滝本さんは飯田さんにホテルへの送りを淡々と指示すると、マネージャーに体を向けてはっきりと言った。

「断酒することをすすめます。あなたは自分の人生を無益に複雑にする酒を飲むべきではない。800万なら働けばさほどかからず返せる金額でしょう。社会勉強代を支払ってこれで面倒とはさよならしよう、そう強く思うべきですよ」

 彼は、真っ青な顔で滝本さんを見ていた。

 ドアへと誘導する前に、滝本さんはいつもの柔和で謎めいた微笑を浮かべたままで、マネージャーに更に近寄る。そして、彼の耳元でゆっくりと囁いた。
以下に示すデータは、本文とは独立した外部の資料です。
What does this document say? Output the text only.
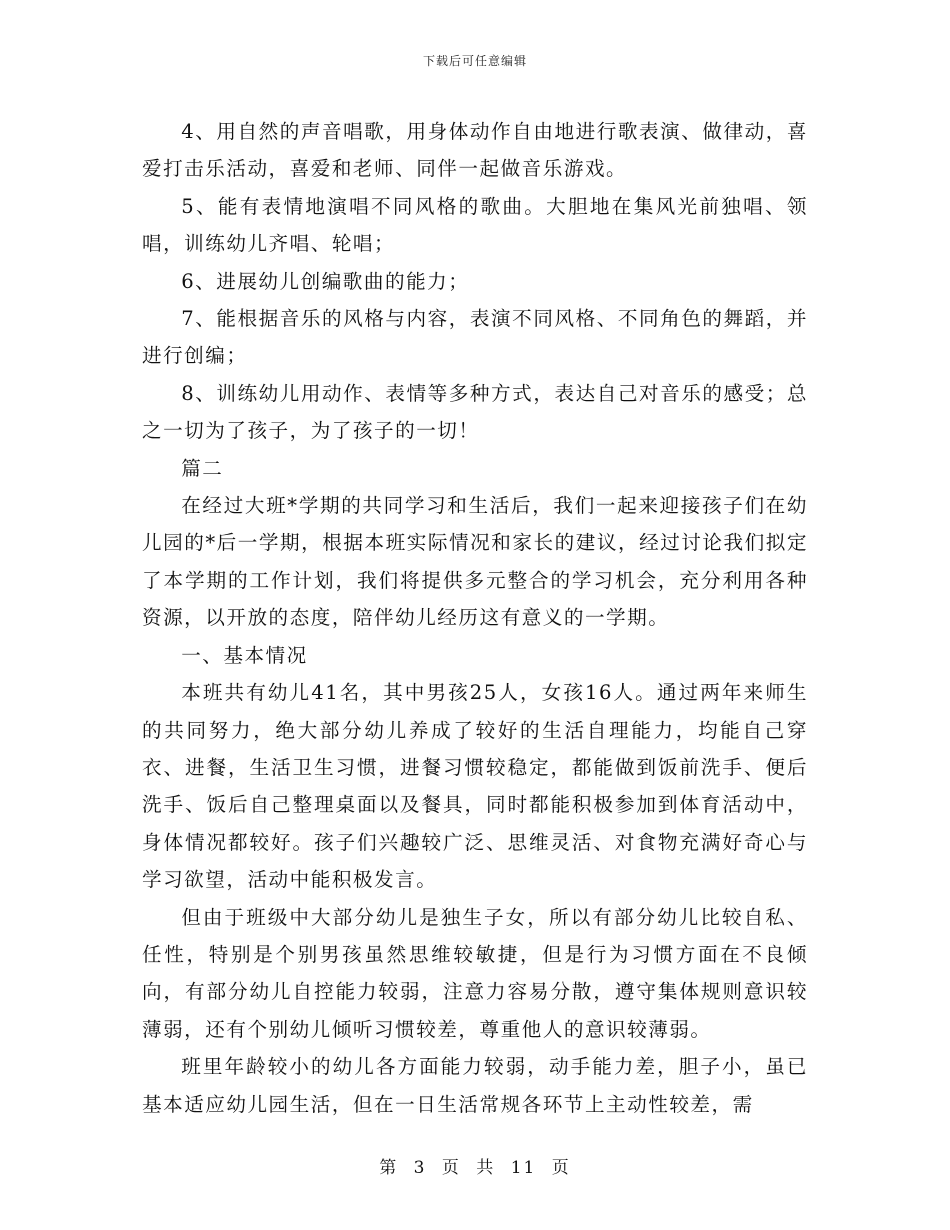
下载后可任意编辑

4、用自然的声音唱歌，用身体动作自由地进行歌表演、做律动，喜爱打击乐活动，喜爱和老师、同伴一起做音乐游戏。

5、能有表情地演唱不同风格的歌曲。大胆地在集风光前独唱、领唱，训练幼儿齐唱、轮唱；

6、进展幼儿创编歌曲的能力；

7、能根据音乐的风格与内容，表演不同风格、不同角色的舞蹈，并进行创编；

8、训练幼儿用动作、表情等多种方式，表达自己对音乐的感受；总之一切为了孩子，为了孩子的一切！

篇二

在经过大班*学期的共同学习和生活后，我们一起来迎接孩子们在幼儿园的*后一学期，根据本班实际情况和家长的建议，经过讨论我们拟定了本学期的工作计划，我们将提供多元整合的学习机会，充分利用各种资源，以开放的态度，陪伴幼儿经历这有意义的一学期。

一、基本情况

本班共有幼儿41名，其中男孩25人，女孩16人。通过两年来师生的共同努力，绝大部分幼儿养成了较好的生活自理能力，均能自己穿衣、进餐，生活卫生习惯，进餐习惯较稳定，都能做到饭前洗手、便后洗手、饭后自己整理桌面以及餐具，同时都能积极参加到体育活动中，身体情况都较好。孩子们兴趣较广泛、思维灵活、对食物充满好奇心与学习欲望，活动中能积极发言。

但由于班级中大部分幼儿是独生子女，所以有部分幼儿比较自私、任性，特别是个别男孩虽然思维较敏捷，但是行为习惯方面在不良倾向，有部分幼儿自控能力较弱，注意力容易分散，遵守集体规则意识较薄弱，还有个别幼儿倾听习惯较差，尊重他人的意识较薄弱。

班里年龄较小的幼儿各方面能力较弱，动手能力差，胆子小，虽已基本适应幼儿园生活，但在一日生活常规各环节上主动性较差，需

第 3 页 共 11 页
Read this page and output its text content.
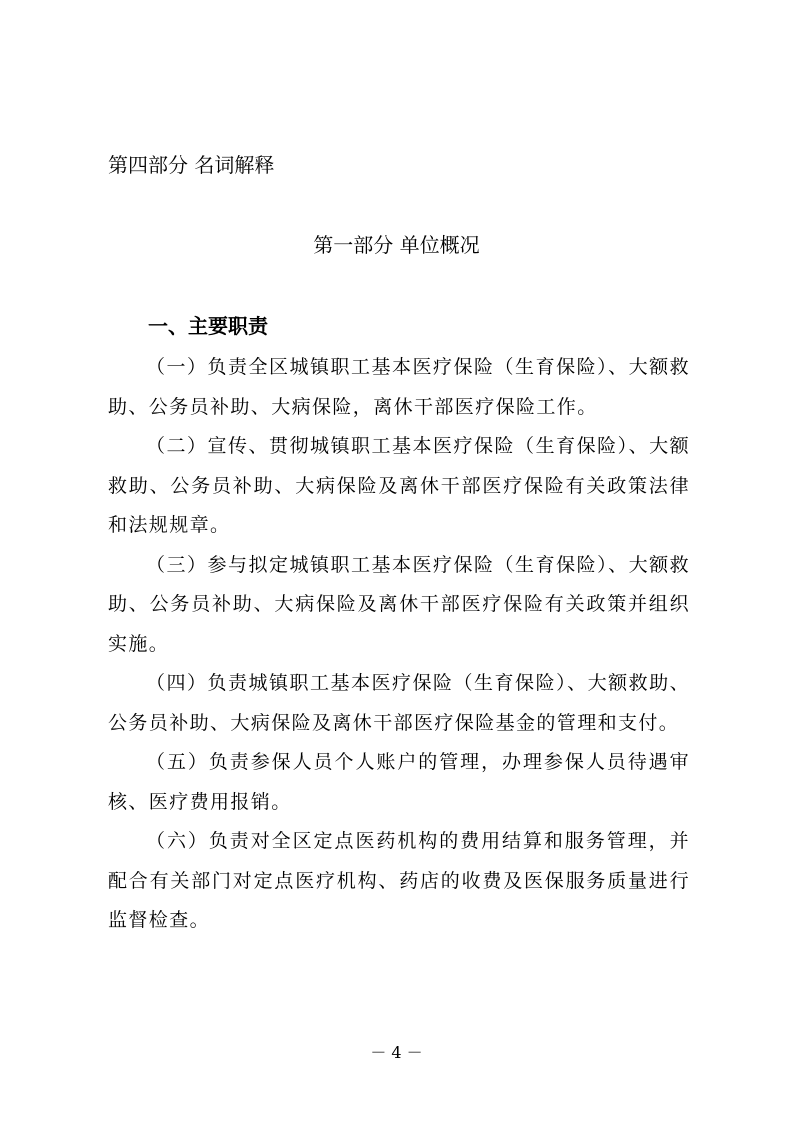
第四部分 名词解释
第一部分 单位概况
一、主要职责

（一）负责全区城镇职工基本医疗保险（生育保险）、大额救助、公务员补助、大病保险，离休干部医疗保险工作。

（二）宣传、贯彻城镇职工基本医疗保险（生育保险）、大额救助、公务员补助、大病保险及离休干部医疗保险有关政策法律和法规规章。

（三）参与拟定城镇职工基本医疗保险（生育保险）、大额救助、公务员补助、大病保险及离休干部医疗保险有关政策并组织实施。

（四）负责城镇职工基本医疗保险（生育保险）、大额救助、公务员补助、大病保险及离休干部医疗保险基金的管理和支付。

（五）负责参保人员个人账户的管理，办理参保人员待遇审核、医疗费用报销。

（六）负责对全区定点医药机构的费用结算和服务管理，并配合有关部门对定点医疗机构、药店的收费及医保服务质量进行监督检查。

－ 4 －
「・・・でないと、金だけじゃなく、今度は命を奪われますよ」

 新井さんは目をぎゅっと閉じて、体を固めて立っている。桑谷さんが滝本さんに近づいて、とん、と肩を押した。

「おい英男、あんまり脅すな。今日は十分痛い目にあってんだ。これから気をつければいいんだよ。ほら、戻らないと、会場へ。まだマネージャーとしての仕事もあるんでしょ?」

「う、あ・・・はい」

 心配そうに覗き込む歌手に頷いてみせて、新井さんはぎこちなく事務所内の人間に頭を下げる。それから飯田さんに誘導されて、事務所を出て行った。

「あーあ、何だかなあ!ですねえ~!!ついでにウチに仕事くれたらいいのにさ、トラブルが心配なら」

 誉田さんがそういって、腕をぐるんぐるんと回している。湯浅さんが戸締りの準備をして回る中、お疲れ様でしたと声をかけて、私達も出ることにした。

「彰人」

 うしろから、滝本さんが夫を呼び止める。